Директор картины (киногруппы) Дубенко в вечных тёмных очках ворвался в съёмочный павильон, сияя ярче обыкновенного.
— Доставил! – радостно объявил он и из-за его плеча солидно вышагнул колоритный именитый актёр Евгений Моргунов с маленьким глазастым сыном Антоном. Легенда отечественного кино снисходительно поглядывала на слегка древний павильон провинциальной киностудии «Киевнаучфильм». – Только вчера прилетели из Москвы и вечером обратно в Белокаменную.
— Готовы? — Спросила режиссёр Лариса Семёновна Хвостикова, радуя своей молодой и ещё не потрёпанной суровыми киношными буднями красой. Большеглазая, кокетливая и фигуристая, она привлекала внимание не только уже начавшего седеть мужа-оператора.

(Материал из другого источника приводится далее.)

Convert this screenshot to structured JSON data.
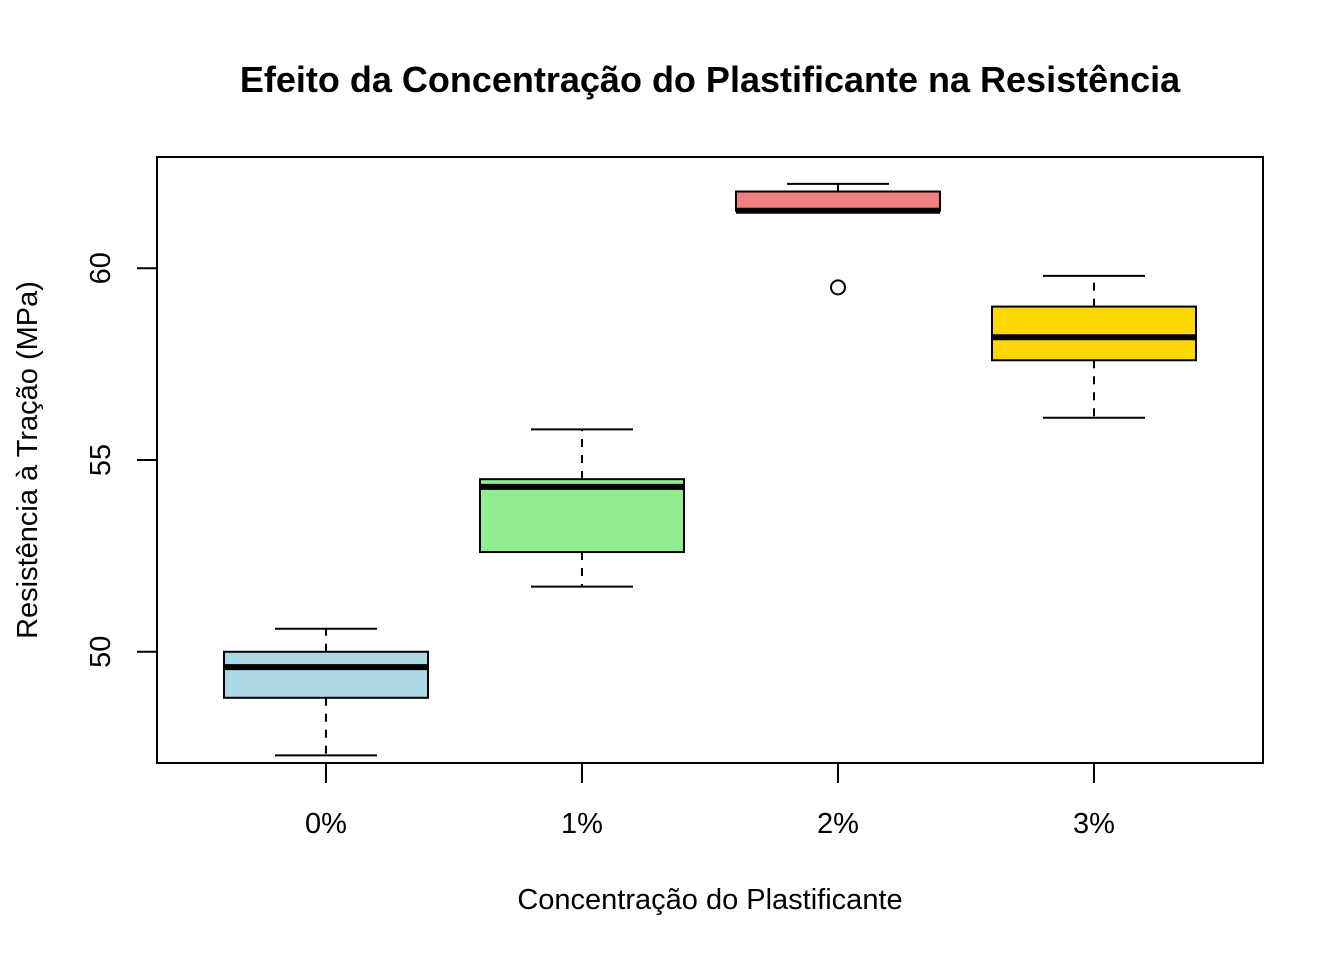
{
  "chart_data": {
    "type": "boxplot",
    "title": "Efeito da Concentração do Plastificante na Resistência",
    "xlabel": "Concentração do Plastificante",
    "ylabel": "Resistência à Tração (MPa)",
    "categories": [
      "0%",
      "1%",
      "2%",
      "3%"
    ],
    "yticks": [
      50,
      55,
      60
    ],
    "ylim": [
      47.1,
      62.9
    ],
    "grid": false,
    "boxes": [
      {
        "category": "0%",
        "whisker_low": 47.3,
        "q1": 48.8,
        "median": 49.6,
        "q3": 50.0,
        "whisker_high": 50.6,
        "outliers": [],
        "color": "#ADD8E6"
      },
      {
        "category": "1%",
        "whisker_low": 51.7,
        "q1": 52.6,
        "median": 54.3,
        "q3": 54.5,
        "whisker_high": 55.8,
        "outliers": [],
        "color": "#90EE90"
      },
      {
        "category": "2%",
        "whisker_low": 61.5,
        "q1": 61.5,
        "median": 61.5,
        "q3": 62.0,
        "whisker_high": 62.2,
        "outliers": [
          59.5
        ],
        "color": "#F08080"
      },
      {
        "category": "3%",
        "whisker_low": 56.1,
        "q1": 57.6,
        "median": 58.2,
        "q3": 59.0,
        "whisker_high": 59.8,
        "outliers": [],
        "color": "#FFD700"
      }
    ]
  }
}
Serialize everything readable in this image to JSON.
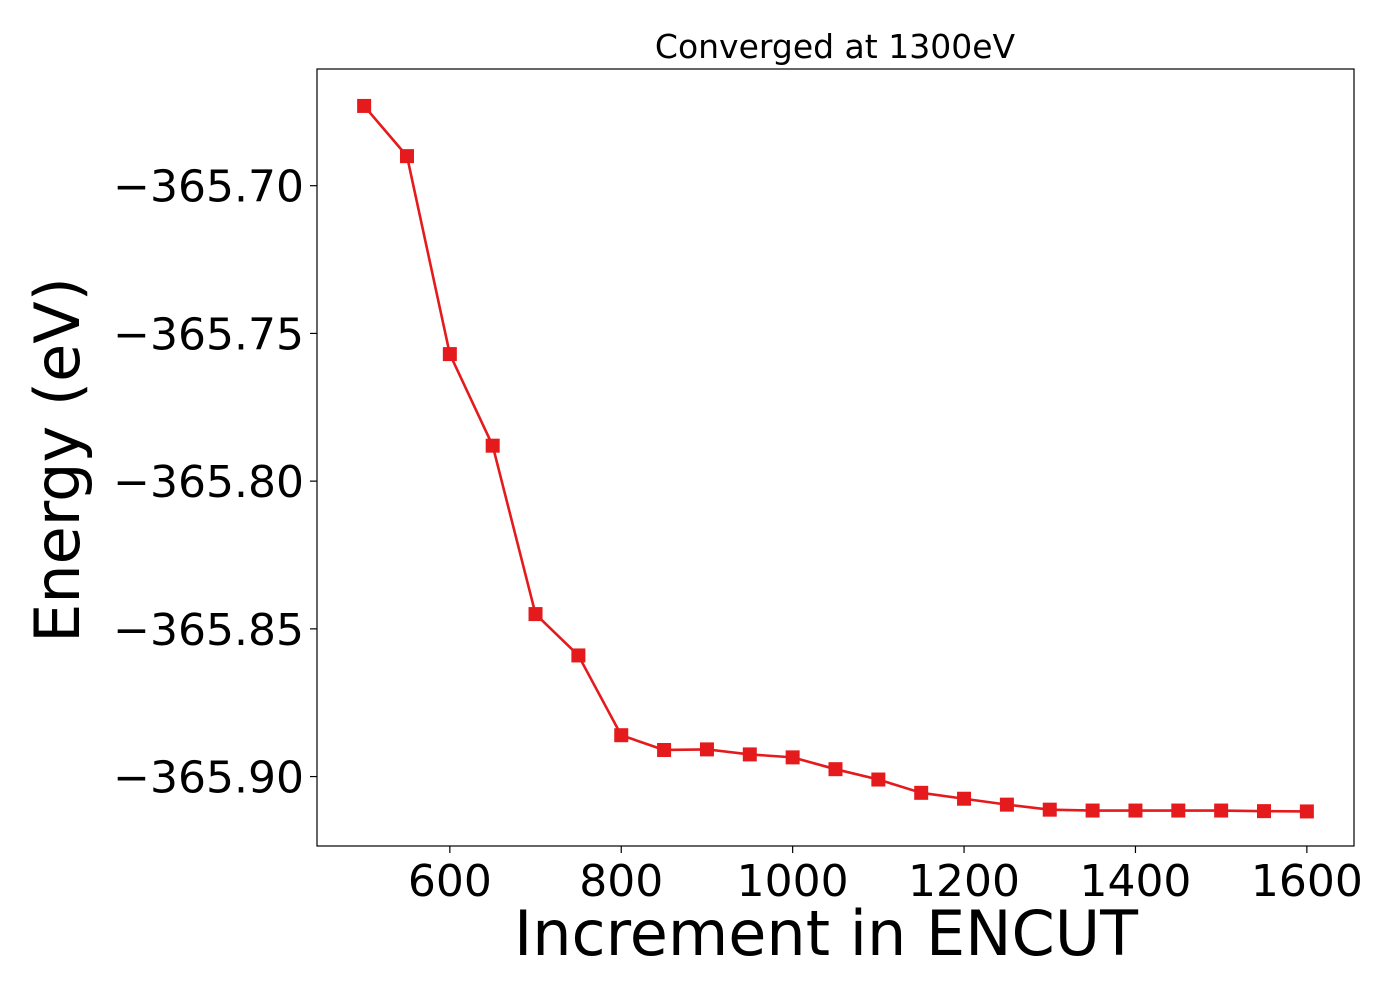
{
  "chart_data": {
    "type": "line",
    "title": "Converged at 1300eV",
    "xlabel": "Increment in ENCUT",
    "ylabel": "Energy (eV)",
    "xlim": [
      445,
      1655
    ],
    "ylim": [
      -365.9235,
      -365.6605
    ],
    "x_ticks": [
      600,
      800,
      1000,
      1200,
      1400,
      1600
    ],
    "x_tick_labels": [
      "600",
      "800",
      "1000",
      "1200",
      "1400",
      "1600"
    ],
    "y_ticks": [
      -365.7,
      -365.75,
      -365.8,
      -365.85,
      -365.9
    ],
    "y_tick_labels": [
      "−365.70",
      "−365.75",
      "−365.80",
      "−365.85",
      "−365.90"
    ],
    "grid": false,
    "legend": "none",
    "series": [
      {
        "color": "#e41a1c",
        "marker": "square",
        "x": [
          500,
          550,
          600,
          650,
          700,
          750,
          800,
          850,
          900,
          950,
          1000,
          1050,
          1100,
          1150,
          1200,
          1250,
          1300,
          1350,
          1400,
          1450,
          1500,
          1550,
          1600
        ],
        "y": [
          -365.673,
          -365.69,
          -365.757,
          -365.788,
          -365.845,
          -365.859,
          -365.886,
          -365.891,
          -365.8908,
          -365.8925,
          -365.8935,
          -365.8975,
          -365.901,
          -365.9055,
          -365.9075,
          -365.9095,
          -365.9112,
          -365.9115,
          -365.9115,
          -365.9115,
          -365.9115,
          -365.9117,
          -365.9118
        ]
      }
    ]
  }
}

Оператор — мужчина солидный и вполне фотогеничный — в последний раз приник к окуляру, нацеленному на декорацию лифта, где по сценарию рекламного ролика и должен был застрять наш единственный актёр. Его молодой ассистент Сергей – обладатель самых шикарных усов на студии – замер в позе максимальной готовности. Осветители для вида поправили штативы осветительных приборов.
— Готов, — чуть слышно просипел Моргунов.
— Что?! Где голос?! Пили вчера? — встрепенулась непьющая Лариса Семёновна. – Сколько? Две, три?
— Остановимся на четырёх. Что их считать? Выпили уже, — солидно, хоть и чуть слышно возразил актёр.
Директор – жгучий брюнет, бывший следователь РОВД — покаянно устремил взгляд на покрытый пылью пол.
— Ну как ты мог, Дубенко! У нас же только один съёмочный день! Со звуком снимаем — синхроном.
Она беспомощно посмотрела на звукотехника-«микрофонщицу» Марину, симпатичную рослую девушку, которой злые языки приписывали много романов, но выглядела она всегда чуть высокомерной и неприступной.
— Это срыв съёмки! — и Лариса Семёновна в отчаянии, мелькнув в воздухе красивыми ножками, плюхнулась на реквизитный красный диван, утонув в облаке пыли. Интимные подробности её полёта, конечно же, не укрылись от пытливых, приметливых глаз молодых и полных жизненной силы киношников, включая и московского гостя.
Чуть смущённый её неподдельным горем, Моргунов, большой ценитель и любитель молодых женщин, оттащил меня к двери.
— Дуй в магазин. Живо! Купишь бутылку Одесского коньяка, — просипел толстяк и сунул мне в руку мокрую от пота купюру.
— Да меня Лариса Семёновна уволит сразу – запах чует за километр!
— Съёмку сорвать хочешь, ассистент режиссёра?! Идиот!– прошипел он и сделал вид, что хочет дать мне пинка под зад.
Я не стал испытывать судьбу и побежал по указанному им не очень приличному адресу.
Увидев бутылку, Моргунов затащил меня за задник – огромный полотняный фон, висящий возле задней стенки павильона, на котором рисуют фоновый пейзаж или обстановку интерьера. Там было ужасно пыльно, и я попытался было чихнуть, но Моргунов зажал мне нос и рот ладонью. Потом выхватил бутылку и зубами выдернул пробку – последнее препятствие на пути к хорошему настроению.
— Пей! — он сунул мне бутылку.
— Что? Коньяк из горлышка?! – всё моё временами интеллигентское творческое нутро бурно запротестовало.
Он поднёс к моему носу кулак народного артиста, и я испуганно сделал пару судорожных глотков.
— Смотри! – и он выпил почти полную бутылку за три огромных глотка. — Учись студент, в бога душу…- и он покрыл меня громким и крепким десяти-этажным матом.
Заслышав сочный и здоровый мат народного артиста, Лариса Семёновна вскочила с радостно скрипнувшего тёмно-красного дивана, утирая слёзы счастья.
— Свет! — прокричал оператор.
В кадр медленно вплыла довольная широкая физиономия с маленькими плутовскими глазками.
— Камера! Мотор! Снимаем!- эхом отозвалась сияющая всеми своими огромными серыми глазами режиссёр.
Уложились в десять дублей и меня опять послали …за киношным напитком.
На поезд актёр с сынишкой Антошей таки опоздали в тот день, и пришлось им, к всеобщей радости, заночевать у Ларисы Семёновны.